另一門考試是策論,也就是對具體疑難問題提出對策,論述解決思路和辦法,是為主觀題,也就是面對給定問題,給出自己的主觀觀點。我意,可出四五道題,題目可以是行政庶務,例如可以列舉一個刑案,要求考生作答如何判決定罪;可以列舉某處河道垮塌,要求作答該如何重新修筑、用料多少、發徭役幾人;再比如列舉一鄉之戶口、田土、物產,要求作答每年收取多少田賦、租稅、口算,發多少徭役等等。
策論前四道題為小題,字數可以要求不高;最后一道題是大題,字數和深度要區別于小題,要求寫成一道作文,框架清晰、論述有理。策論也賦分滿分一百分,也就是說,選題和策論都是滿分一百分,整個公車考試滿分就是兩百分。其中以選題為重,若出現同分情況,優先考慮選題分數高者。以此來考察考生,是否具備成為官吏所應有素質。

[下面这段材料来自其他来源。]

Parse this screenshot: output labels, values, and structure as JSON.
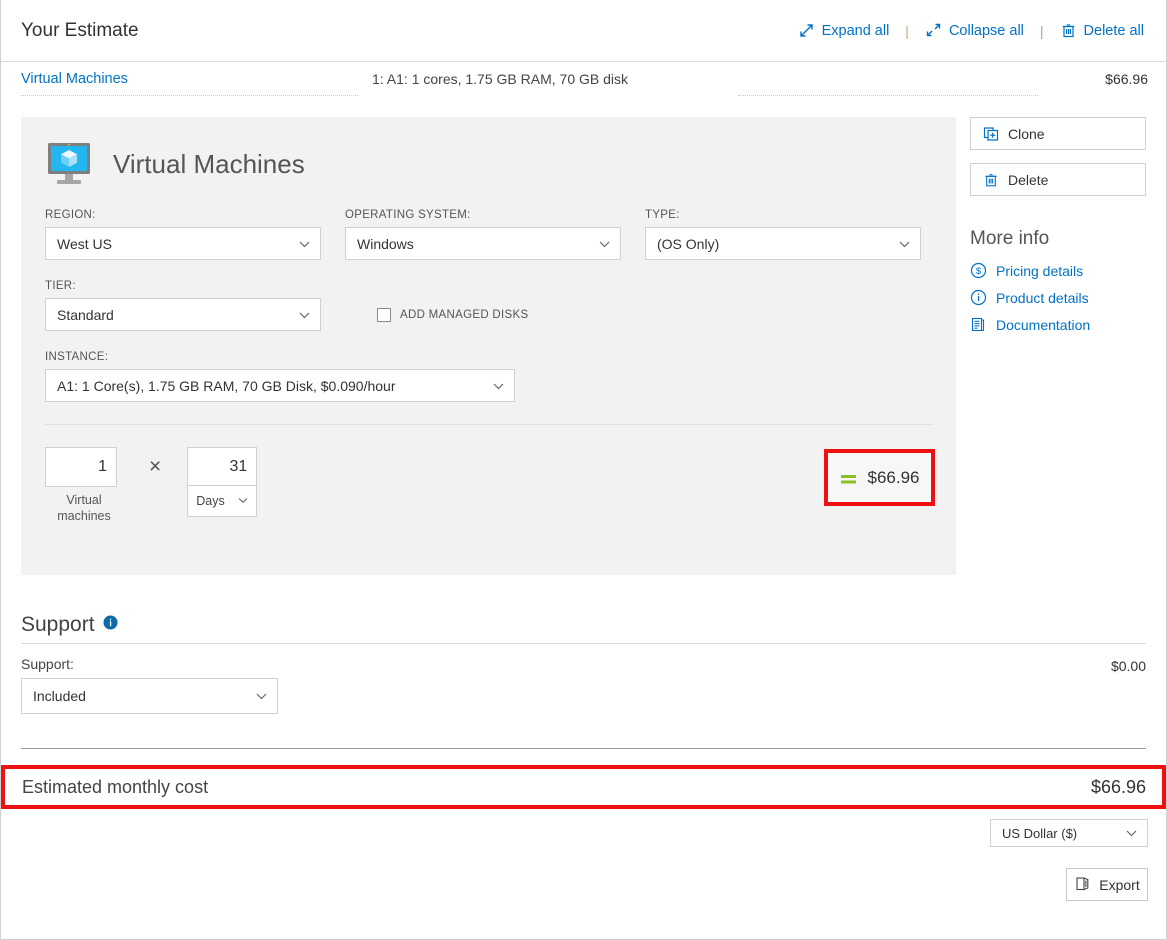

這個考試制度,恐怕還不好直接用于考察官秩過高的官吏,否則會引來世家豪族的一致反對,不妨在最開始時只對京中六百石及以下、州府內除了刺史和別駕從事、治中從事等主要佐官以外的官吏,郡府內除了太守、郡丞以外的官吏,縣衙內除了縣令、縣丞以外的官吏,即面向中低級文官和小吏推行。”
馬超滔滔不絕地將后世的公考制度,給粗略地說出來。但馬超并沒有盲目地選擇完全照搬,他認為以東漢的時代條件還不足以舉行面試,所以只提了其中筆試的兩門考試。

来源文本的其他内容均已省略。